Boas práticas operacionais para equipes de segurança e produto

  • Separe políticas por domínio de risco. CBRN, financeiro, privacidade e propriedade intelectual têm nuances diferentes. Constituições específicas melhoram recall sem elevar falsos positivos.
  • Telemetria com privacidade. Coletar sinais de ativação e decisões de classificadores é valioso, mas precisa de controles de privacidade, retenção e auditoria. Crie painéis que acompanhem taxa de escalonamento, recusas, e incidentes confirmados.
  • Feedback humano no loop. Para consultas de alto valor, prefira escalonar para revisão humana em vez de recusar. A experiência do usuário melhora e gera rótulos valiosos para retrain.
  • Testes A B em tráfego real. Meça latência, custo e satisfação do usuário quando ligar a cascata. Algumas equipes preferem iniciar com 10 por cento do tráfego e expandir em etapas semanais.
  • Plano de resposta rápida. Prepare playbooks para bloquear padrões emergentes e atualizar constituições e pesos dos classificadores em horas, não semanas. Isso foi apontado como vantagem no mundo real em relação a demos estáticas.

Impacto estratégico para negócios e governança

Para executivos, o recado é claro. Robustez a jailbreaks universais não é apenas segurança, é continuidade de negócio. Menos incidentes significa menos risco regulatório, menos interrupções de serviço e mais confiança do cliente.

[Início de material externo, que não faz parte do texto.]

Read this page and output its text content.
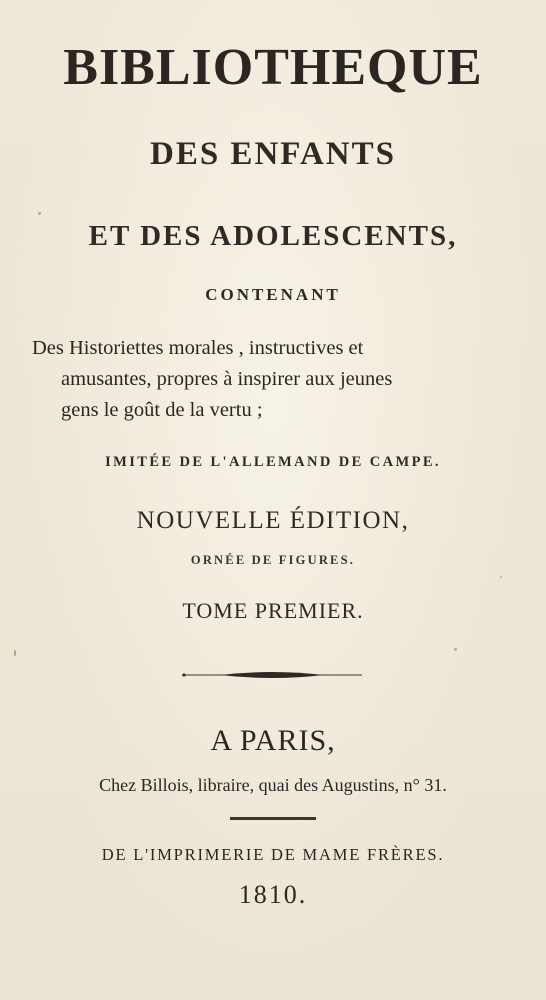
BIBLIOTHEQUE
DES ENFANTS
ET DES ADOLESCENTS,
CONTENANT
Des Historiettes morales , instructives et
amusantes, propres à inspirer aux jeunes
gens le goût de la vertu ;
IMITÉE DE L'ALLEMAND DE CAMPE.
NOUVELLE ÉDITION,
ORNÉE DE FIGURES.
TOME PREMIER.
A PARIS,
Chez Billois, libraire, quai des Augustins, n° 31.
DE L'IMPRIMERIE DE MAME FRÈRES.
1810.
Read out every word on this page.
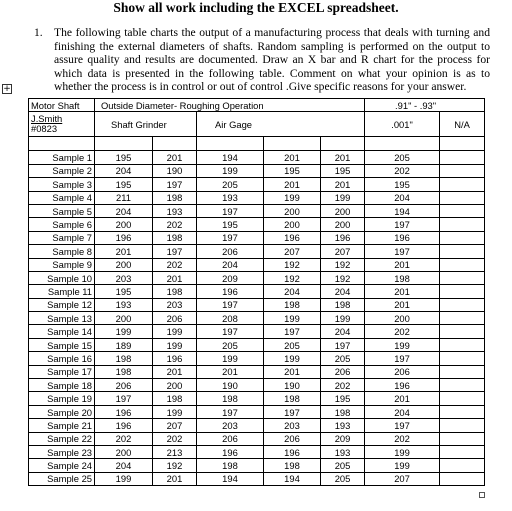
Show all work including the EXCEL spreadsheet.
1. The following table charts the output of a manufacturing process that deals with turning and finishing the external diameters of shafts. Random sampling is performed on the output to assure quality and results are documented. Draw an X bar and R chart for the process for which data is presented in the following table. Comment on what your opinion is as to whether the process is in control or out of control .Give specific reasons for your answer.
+
Motor Shaft	Outside Diameter- Roughing Operation					.91" - .93"	

J.Smith
#0823	Shaft Grinder		Air Gage			.001"	N/A

Sample 1	195	201	194	201	201	205	
Sample 2	204	190	199	195	195	202	
Sample 3	195	197	205	201	201	195	
Sample 4	211	198	193	199	199	204	
Sample 5	204	193	197	200	200	194	
Sample 6	200	202	195	200	200	197	
Sample 7	196	198	197	196	196	196	
Sample 8	201	197	206	207	207	197	
Sample 9	200	202	204	192	192	201	
Sample 10	203	201	209	192	192	198	
Sample 11	195	198	196	204	204	201	
Sample 12	193	203	197	198	198	201	
Sample 13	200	206	208	199	199	200	
Sample 14	199	199	197	197	204	202	
Sample 15	189	199	205	205	197	199	
Sample 16	198	196	199	199	205	197	
Sample 17	198	201	201	201	206	206	
Sample 18	206	200	190	190	202	196	
Sample 19	197	198	198	198	195	201	
Sample 20	196	199	197	197	198	204	
Sample 21	196	207	203	203	193	197	
Sample 22	202	202	206	206	209	202	
Sample 23	200	213	196	196	193	199	
Sample 24	204	192	198	198	205	199	
Sample 25	199	201	194	194	205	207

Para conformidade, constituições explícitas são auditáveis. Em vez de uma caixa preta, há critérios claros que podem ser verificados por terceiros e alinhados a normas setoriais.

Para produto, a cascata mantém experiência fluida. A primeira etapa barata filtra com generosidade e encaminha, a segunda etapa decide com precisão. O resultado é UX consistente, sem a sensação de bloqueios arbitrários.

Conclusão

A evolução dos Constitutional Classifiers aponta para uma defesa prática, eficiente e mensurável contra jailbreaks universais. A Anthropic reduziu custos, baixou recusas indevidas e fortaleceu a detecção com um desenho que combina contexto da conversa, sondas internas e uma cascata inteligente. Em testes e produção, a abordagem entregou robustez sem sacrificar a utilidade do sistema.

O próximo passo do setor é transformar esses princípios em padrão de mercado, com constituições auditáveis, testes públicos e cooperação entre pesquisadores, provedores e reguladores. A competição agora não é apenas por modelos mais potentes, é por defesas que se sustentam em produção, com eficiência e transparência.